Picturing Black History’ pairs Getty Images’ archives with historical analysis to educate the public on important moments and forgotten figures in Black history. Credit: Courtesy of Bob Ahern/Getty Images

When the small Ohio town of Hillsboro stalled its desegregation efforts and left its Black residents with a shoddy school building in 1954, photographers captured mothers and their children taking to the streets and marching over two years — fighting for integration. 

Through a collaboration between Getty Images and Ohio State’s “Origins: Current Events in Historical Perspective,” the project “Picturing Black History” details the past and envisions the future of Black history. Damarius Johnson, a doctoral student in African history and associate editor of “Picturing Black History,” said the small-town activism of Black families and the slow activation of Brown v. Board of Education are some of the many often-forgotten stories now added to the historical record through the project. 

“One of the things that ‘Picturing Black History’ is designed to do is to tell lesser-known stories about Black history through the images that are available in Getty Images’ archives,” Johnson said. 

The project, which went live online in July, presents readers with new contexts and untold perspectives on major moments in Black history in the U.S., Johnson said. Featured authors and historians dissect the Getty Images photos and contextualize the historical events depicted, Daniela Edmeier, a doctoral student in modern European history and managing editor of Picturing Black History, said. 

Getty Images’ photo archivists navigated their digital and analogue files to highlight the best content for this project based on Ohio State’s suggestions, Bob Ahern, director of archive for Getty Images, said. Only 1 percent of Getty Images’ analogue files have been digitized so far, so research for “Picturing Black History” allows Getty Images to bring more material to light, Ahern said.

“One of the wonderful benefits of opening up such an enormous collection of photographs to specialists is that we’re able to ensure that such content can be spotlighted and contextualized in a way that we simply cannot achieve alone,” Ahern said. “It also helps us navigate and target content within our offline files, too, so that we can ensure it truly becomes part of the available historical record.”

Johnson said studying the past with projects like “Picturing Black History” is valuable because it creates a “playbook” for current political movements. He said that with this project, readers can learn from the “highlight reels” of the past and apply the best tactics of previous political movements to similar circumstances in the present. 

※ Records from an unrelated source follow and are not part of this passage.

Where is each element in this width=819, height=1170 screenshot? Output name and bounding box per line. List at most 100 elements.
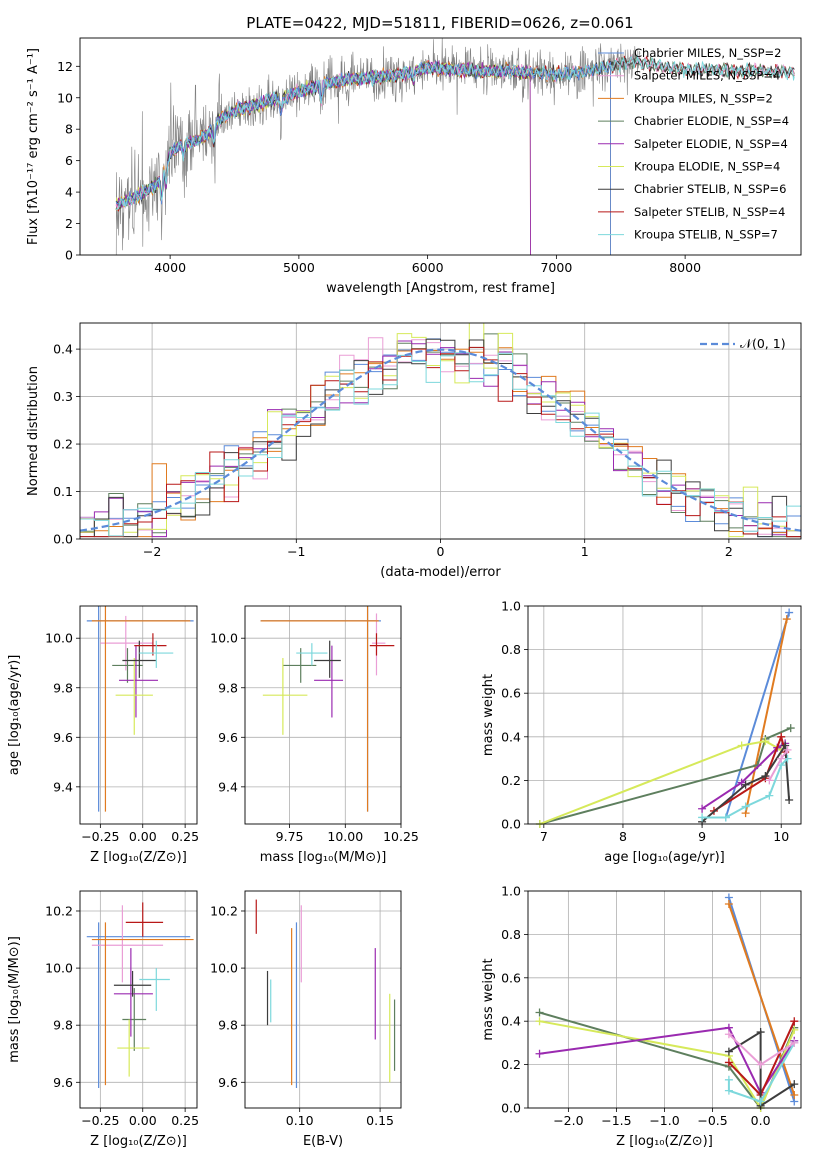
x-tick-label: 10 bbox=[773, 829, 789, 844]
x-tick-label: 8 bbox=[619, 829, 627, 844]
weight-marker bbox=[790, 1025, 799, 1034]
x-tick-label: 4000 bbox=[154, 260, 186, 275]
legend-label: Chabrier STELIB, N_SSP=6 bbox=[634, 182, 786, 196]
x-tick-label: −1 bbox=[287, 544, 305, 559]
y-tick-label: 9.4 bbox=[53, 779, 73, 794]
axes-frame bbox=[79, 322, 802, 540]
weight-marker bbox=[737, 741, 746, 750]
axes-frame bbox=[79, 890, 198, 1109]
weight-marker bbox=[782, 615, 791, 624]
histogram-6 bbox=[80, 338, 801, 538]
x-tick-label: 0.0 bbox=[751, 1113, 771, 1128]
weight-marker bbox=[783, 745, 792, 754]
axes-frame bbox=[79, 37, 802, 256]
histogram-4 bbox=[80, 340, 801, 538]
weight-marker bbox=[777, 732, 786, 741]
x-tick-label: −2.0 bbox=[553, 1113, 583, 1128]
x-tick-label: 7 bbox=[540, 829, 548, 844]
weight-marker bbox=[790, 1090, 799, 1099]
x-tick-label: −2 bbox=[143, 544, 161, 559]
weight-line bbox=[539, 1026, 796, 1095]
y-axis-label: age [log₁₀(age/yr)] bbox=[7, 655, 22, 776]
y-tick-label: 8 bbox=[65, 122, 73, 137]
x-axis-label: wavelength [Angstrom, rest frame] bbox=[326, 281, 555, 296]
y-tick-label: 9.6 bbox=[218, 1075, 238, 1090]
weight-marker bbox=[698, 804, 707, 813]
y-tick-label: 0.8 bbox=[501, 927, 521, 942]
normal-curve bbox=[79, 348, 802, 532]
histogram-8 bbox=[80, 352, 801, 537]
mass-vs-metallicity-panel: −0.25 0.00 0.25 9.6 9.8 10.0 10.2 Z [log₁₀(Z/Z⊙… bbox=[7, 890, 199, 1149]
y-tick-label: 0.2 bbox=[501, 1057, 521, 1072]
weight-marker bbox=[724, 900, 733, 909]
y-tick-label: 1.0 bbox=[501, 884, 521, 899]
weight-vs-age-panel: 7 8 9 10 0.0 0.2 0.4 0.6 0.8 1.0 age [log₁₀(age/yr… bbox=[481, 599, 802, 865]
weight-marker bbox=[781, 741, 790, 750]
weight-marker bbox=[756, 1060, 765, 1069]
legend-label: Kroupa STELIB, N_SSP=7 bbox=[634, 228, 778, 242]
legend-label: Salpeter STELIB, N_SSP=4 bbox=[634, 205, 785, 219]
x-axis-label: E(B-V) bbox=[303, 1134, 343, 1149]
weight-marker bbox=[724, 1075, 733, 1084]
y-tick-label: 0.2 bbox=[53, 437, 73, 452]
axes-frame bbox=[527, 890, 802, 1109]
y-tick-label: 10.0 bbox=[45, 631, 73, 646]
x-axis-label: age [log₁₀(age/yr)] bbox=[604, 850, 725, 865]
x-tick-label: −0.25 bbox=[81, 829, 119, 844]
x-tick-label: 10.25 bbox=[383, 829, 419, 844]
weight-marker bbox=[724, 1030, 733, 1039]
x-tick-label: 0.00 bbox=[129, 829, 157, 844]
y-tick-label: 0.8 bbox=[501, 642, 521, 657]
x-tick-label: 0.00 bbox=[129, 1113, 157, 1128]
weight-line bbox=[728, 1030, 795, 1108]
weight-marker bbox=[777, 754, 786, 763]
spectrum-panel: 4000 5000 6000 7000 8000 0 2 4 6 8 10 12 wavelength … bbox=[26, 37, 802, 296]
histogram-7 bbox=[80, 346, 801, 538]
y-tick-label: 0.0 bbox=[501, 817, 521, 832]
y-tick-label: 10.0 bbox=[210, 631, 238, 646]
x-tick-label: −0.5 bbox=[697, 1113, 727, 1128]
weight-line bbox=[724, 612, 791, 818]
weight-marker bbox=[761, 772, 770, 781]
age-vs-metallicity-panel: −0.25 0.00 0.25 9.4 9.6 9.8 10.0 Z [log₁₀(Z/Z⊙)… bbox=[7, 605, 199, 865]
weight-marker bbox=[724, 1047, 733, 1056]
y-tick-label: 12 bbox=[57, 59, 73, 74]
axes-frame bbox=[244, 605, 402, 825]
y-tick-label: 9.6 bbox=[53, 730, 73, 745]
mass-vs-ebv-panel: 0.10 0.15 9.6 9.8 10.0 10.2 E(B-V) bbox=[210, 890, 402, 1149]
x-tick-label: −1.0 bbox=[649, 1113, 679, 1128]
y-axis-label: Normed distribution bbox=[26, 366, 41, 496]
y-tick-label: 0.0 bbox=[53, 532, 73, 547]
model-spectrum-kroupa-stelib bbox=[115, 55, 795, 211]
weight-marker bbox=[535, 1008, 544, 1017]
x-tick-label: 6000 bbox=[412, 260, 444, 275]
x-tick-label: 0.25 bbox=[171, 1113, 199, 1128]
x-tick-label: 0.10 bbox=[286, 1113, 314, 1128]
x-tick-label: 9 bbox=[698, 829, 706, 844]
weight-marker bbox=[790, 1038, 799, 1047]
weight-line bbox=[744, 618, 788, 814]
weight-line bbox=[539, 740, 782, 825]
y-tick-label: 9.6 bbox=[53, 1075, 73, 1090]
legend-label: Chabrier ELODIE, N_SSP=4 bbox=[634, 114, 789, 128]
weight-marker bbox=[790, 1080, 799, 1089]
legend-label: Kroupa MILES, N_SSP=2 bbox=[634, 91, 773, 105]
weight-marker bbox=[535, 1049, 544, 1058]
y-tick-label: 9.8 bbox=[218, 680, 238, 695]
y-tick-label: 4 bbox=[65, 185, 73, 200]
residual-histogram-panel: −2 −1 0 1 2 0.0 0.1 0.2 0.3 0.4 (data-model)/error… bbox=[26, 322, 802, 580]
weight-marker bbox=[761, 737, 770, 746]
weight-marker bbox=[756, 1028, 765, 1037]
weight-marker bbox=[765, 791, 774, 800]
weight-line bbox=[539, 727, 792, 825]
weight-line bbox=[727, 1042, 796, 1103]
y-tick-label: 2 bbox=[65, 216, 73, 231]
y-tick-label: 0.0 bbox=[501, 1101, 521, 1116]
y-axis-label: Flux [fλ10⁻¹⁷ erg cm⁻² s⁻¹ A⁻¹] bbox=[26, 48, 41, 245]
y-tick-label: 10 bbox=[57, 90, 73, 105]
y-tick-label: 9.8 bbox=[218, 1018, 238, 1033]
x-axis-label: mass [log₁₀(M/M⊙)] bbox=[260, 850, 387, 865]
x-axis-label: (data-model)/error bbox=[380, 565, 501, 580]
weight-marker bbox=[721, 813, 730, 822]
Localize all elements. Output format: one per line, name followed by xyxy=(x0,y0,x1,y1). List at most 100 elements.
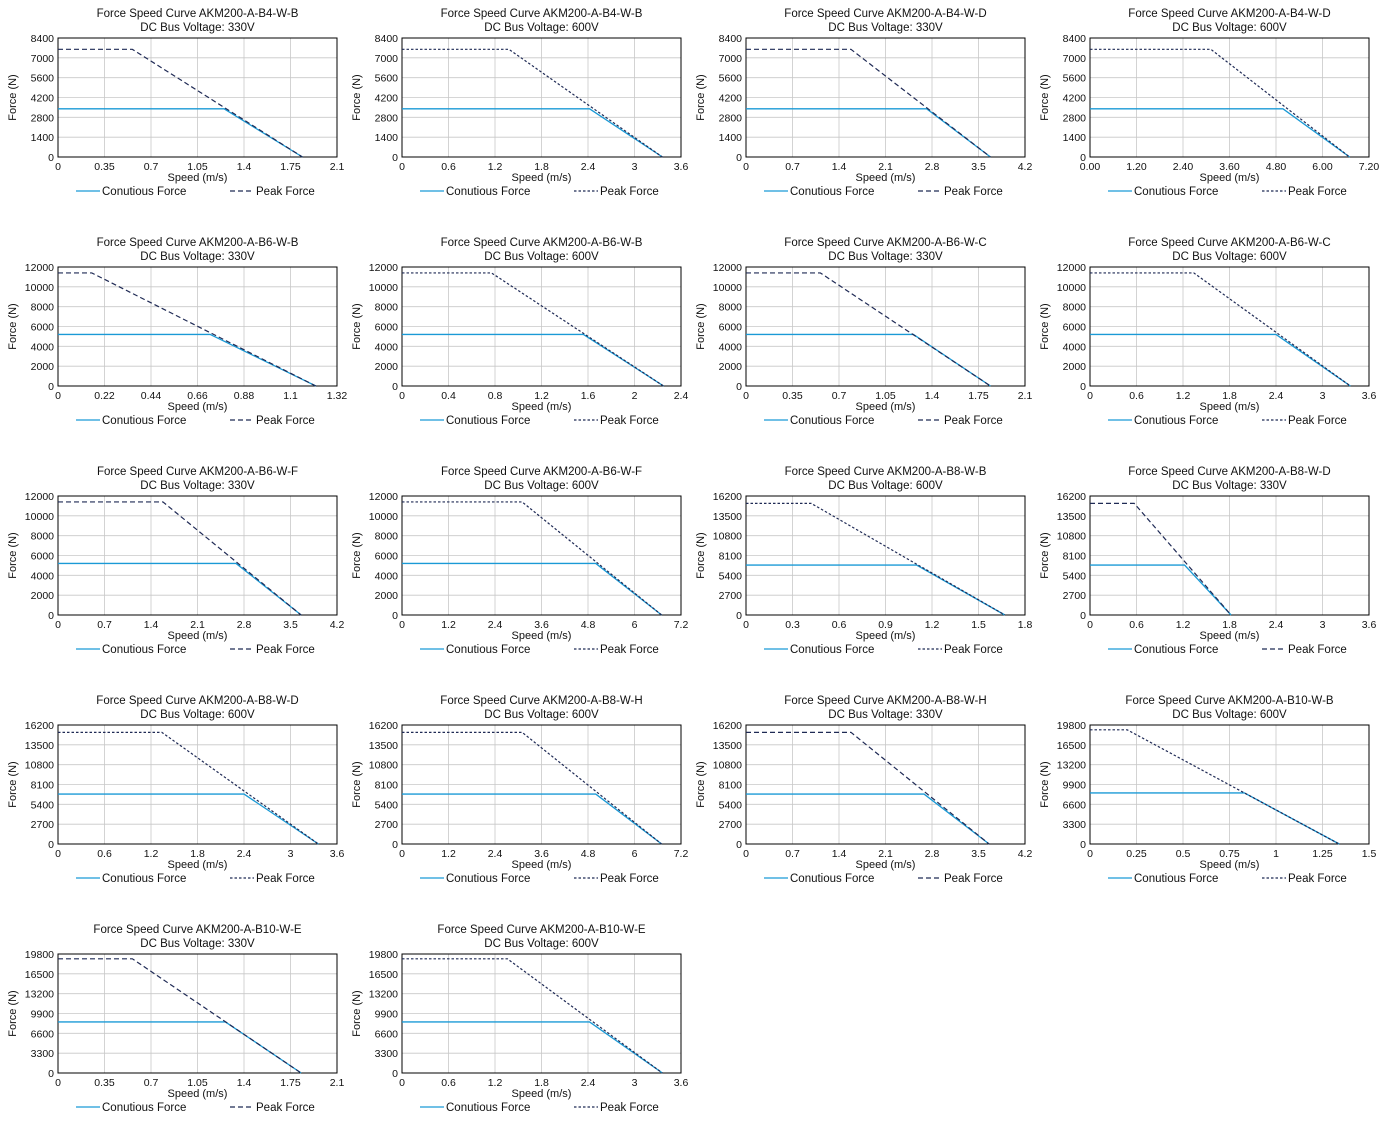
chart-svg: Force Speed Curve AKM200-A-B6-W-B DC Bus … xyxy=(7,237,347,427)
x-tick-label: 2.1 xyxy=(330,1077,345,1089)
plot-frame xyxy=(401,495,682,616)
x-tick-label: 0 xyxy=(1087,848,1093,860)
y-tick-label: 0 xyxy=(48,152,54,164)
chart-subtitle: DC Bus Voltage: 330V xyxy=(828,709,943,721)
legend-peak-label: Peak Force xyxy=(944,873,1003,885)
x-axis-label: Speed (m/s) xyxy=(168,172,228,184)
y-tick-label: 2700 xyxy=(719,590,743,602)
chart-subtitle: DC Bus Voltage: 600V xyxy=(140,709,255,721)
y-tick-label: 0 xyxy=(392,839,398,851)
x-tick-label: 6 xyxy=(632,848,638,860)
y-tick-label: 10000 xyxy=(369,282,398,294)
y-tick-label: 8100 xyxy=(719,551,743,563)
x-tick-label: 0.22 xyxy=(94,390,115,402)
y-axis-label: Force (N) xyxy=(7,74,19,120)
series-peak-force xyxy=(746,731,990,845)
legend-continuous-label: Conutious Force xyxy=(446,1102,530,1114)
y-tick-label: 2800 xyxy=(375,112,399,124)
y-tick-label: 9900 xyxy=(375,1009,399,1021)
chart-title: Force Speed Curve AKM200-A-B6-W-F xyxy=(97,466,298,478)
x-tick-label: 2.4 xyxy=(488,848,503,860)
series-continuous-force xyxy=(58,793,319,845)
y-tick-label: 12000 xyxy=(25,262,54,274)
y-tick-label: 5600 xyxy=(375,73,399,85)
x-tick-label: 3.6 xyxy=(1362,619,1377,631)
legend-continuous-label: Conutious Force xyxy=(102,644,186,656)
chart-svg: Force Speed Curve AKM200-A-B8-W-H DC Bus … xyxy=(351,695,688,885)
y-tick-label: 7000 xyxy=(719,53,743,65)
legend: Conutious Force Peak Force xyxy=(420,873,659,885)
series-peak-force xyxy=(402,501,663,616)
y-tick-label: 8000 xyxy=(375,531,399,543)
x-tick-label: 6.00 xyxy=(1312,161,1333,173)
force-speed-chart: Force Speed Curve AKM200-A-B8-W-H DC Bus … xyxy=(346,691,690,919)
force-speed-chart: Force Speed Curve AKM200-A-B10-W-E DC Bus… xyxy=(2,920,346,1148)
legend-continuous-label: Conutious Force xyxy=(1134,186,1218,198)
series-peak-force xyxy=(1090,272,1351,387)
series-continuous-force xyxy=(402,562,663,616)
y-tick-label: 5600 xyxy=(719,73,743,85)
legend-peak-label: Peak Force xyxy=(600,186,659,198)
y-tick-label: 7000 xyxy=(31,53,55,65)
y-tick-label: 6600 xyxy=(31,1028,55,1040)
y-axis-label: Force (N) xyxy=(7,990,19,1036)
y-tick-label: 13200 xyxy=(1057,760,1086,772)
x-tick-label: 3.60 xyxy=(1219,161,1240,173)
y-tick-label: 12000 xyxy=(713,262,742,274)
x-tick-label: 1.2 xyxy=(144,848,159,860)
series-continuous-force xyxy=(402,1021,663,1074)
x-tick-label: 3.5 xyxy=(283,619,298,631)
legend-peak-label: Peak Force xyxy=(1288,873,1347,885)
legend-peak-label: Peak Force xyxy=(256,1102,315,1114)
y-axis-label: Force (N) xyxy=(7,303,19,349)
legend: Conutious Force Peak Force xyxy=(1108,186,1347,198)
gridlines xyxy=(58,496,337,615)
chart-svg: Force Speed Curve AKM200-A-B6-W-F DC Bus … xyxy=(351,466,688,656)
x-tick-label: 0 xyxy=(55,390,61,402)
x-tick-label: 2.8 xyxy=(925,848,940,860)
chart-subtitle: DC Bus Voltage: 330V xyxy=(140,251,255,263)
x-tick-label: 1.2 xyxy=(925,619,940,631)
chart-subtitle: DC Bus Voltage: 600V xyxy=(828,480,943,492)
x-tick-label: 1.8 xyxy=(1222,390,1237,402)
x-axis-label: Speed (m/s) xyxy=(512,172,572,184)
plot-frame xyxy=(745,266,1026,387)
x-tick-label: 1.05 xyxy=(187,1077,208,1089)
chart-svg: Force Speed Curve AKM200-A-B8-W-D DC Bus … xyxy=(7,695,345,885)
force-speed-chart: Force Speed Curve AKM200-A-B8-W-D DC Bus … xyxy=(2,691,346,919)
force-speed-chart: Force Speed Curve AKM200-A-B6-W-C DC Bus … xyxy=(1034,233,1378,461)
legend-continuous-label: Conutious Force xyxy=(790,873,874,885)
y-tick-label: 10000 xyxy=(25,282,54,294)
chart-title: Force Speed Curve AKM200-A-B8-W-H xyxy=(784,695,986,707)
x-tick-label: 1.75 xyxy=(280,161,301,173)
y-tick-label: 0 xyxy=(48,610,54,622)
x-tick-label: 0.25 xyxy=(1126,848,1147,860)
y-tick-label: 10000 xyxy=(369,511,398,523)
force-speed-chart: Force Speed Curve AKM200-A-B6-W-B DC Bus … xyxy=(346,233,690,461)
x-tick-label: 1.6 xyxy=(581,390,596,402)
x-tick-label: 1.05 xyxy=(187,161,208,173)
x-tick-label: 0.6 xyxy=(97,848,112,860)
x-tick-label: 3.6 xyxy=(330,848,345,860)
legend-peak-label: Peak Force xyxy=(1288,415,1347,427)
plot-frame xyxy=(745,37,1026,158)
plot-frame xyxy=(1089,37,1370,158)
x-tick-label: 3 xyxy=(632,161,638,173)
legend-continuous-label: Conutious Force xyxy=(1134,644,1218,656)
chart-svg: Force Speed Curve AKM200-A-B10-W-B DC Bus… xyxy=(1039,695,1376,885)
legend-continuous-label: Conutious Force xyxy=(1134,415,1218,427)
x-tick-label: 0.6 xyxy=(441,1077,456,1089)
series-continuous-force xyxy=(58,108,303,158)
x-tick-label: 1.4 xyxy=(237,161,252,173)
chart-title: Force Speed Curve AKM200-A-B4-W-D xyxy=(784,8,986,20)
x-tick-label: 1.8 xyxy=(190,848,205,860)
x-tick-label: 1.2 xyxy=(488,161,503,173)
x-axis-label: Speed (m/s) xyxy=(512,630,572,642)
series-peak-force xyxy=(746,502,1006,616)
plot-frame xyxy=(745,495,1026,616)
chart-title: Force Speed Curve AKM200-A-B10-W-E xyxy=(437,924,645,936)
series-continuous-force xyxy=(746,793,990,845)
chart-subtitle: DC Bus Voltage: 600V xyxy=(484,22,599,34)
plot-frame xyxy=(401,724,682,845)
force-speed-chart: Force Speed Curve AKM200-A-B8-W-D DC Bus … xyxy=(1034,462,1378,690)
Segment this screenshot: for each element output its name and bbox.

“What was the Black Lives Matter of 1970, or 1960, or 1920? And what did these people think was possible, how did they strategize, how did they resist the challenges they faced in their time?” Johnson said. “Everyone is looking to the past in these resistance movements.”

Edmeier said “Picturing Black History” also aims to curate stories that explore diversity within the Black community, such as examining Afro Cuban history in the essay “African Americans, Anti-Racism, and Cuba.” Edmeier is Costa Rican, and she said Latino and Afro Latino history are personally significant to her. 

“Seeing how Afro Latinos are erased from both Black history and Latinx history in the United States is something troubling to me,” Edmeier said. “Black history is dynamic and intersectional, and it’s found in places that have been previously overlooked.”

Johnson said “Picturing Black History” was intended to function as a resource for teachers and educators, especially for lessons on local or Ohio history. Students will be able to access stories that may not be present in their curriculum.

Johnson said as he sees current efforts to restrict the teaching of history and controversial topics in K-12 education in the U.S., “Picturing Black History” serves as a free and accessible supplement for students’ fractured learning in some states. 

“When these students find themselves in college classrooms, the university has to be the place that fills in the gaps and teaches these stories that were at risk and unavailable in earlier stages of education,” Johnson said. 

Edmeier said teaching and documenting history have never been politically neutral. She said as readers learn more about the past with projects like “Picturing Black History,” they will see that protests of modern issues like police brutality have an extensive historical precedent. 

Slogans used now, like “No justice, no peace,” were used by protesters in 1992 after police officers were acquitted after the beating of Rodney King, and the Communist Party protested with “End police brutality” picket signs in the 1930s, she said.

Despite the same forms of oppression occurring throughout America’s past, the younger generation may fail to see how far back the problem goes due to the intentional repression of history in education, Edmeier said.

“These issues always feel new, and people say, ‘Oh wow, we didn’t know this was happening,’” Edmeier said. “That’s because people don’t want you to know that it’s happening.”

Edmeier said future stories with “Picturing Black History” will center on joyful moments, and Johnson said his next work with the project will feature important figures in Black history. 

“Part of the innovation and the uniqueness of this project is that visual element to it,” Edmeier said. “You’re able to read something and understand it, but seeing photo evidence or a visual narrative reinforces the veracity of the content of the essays.”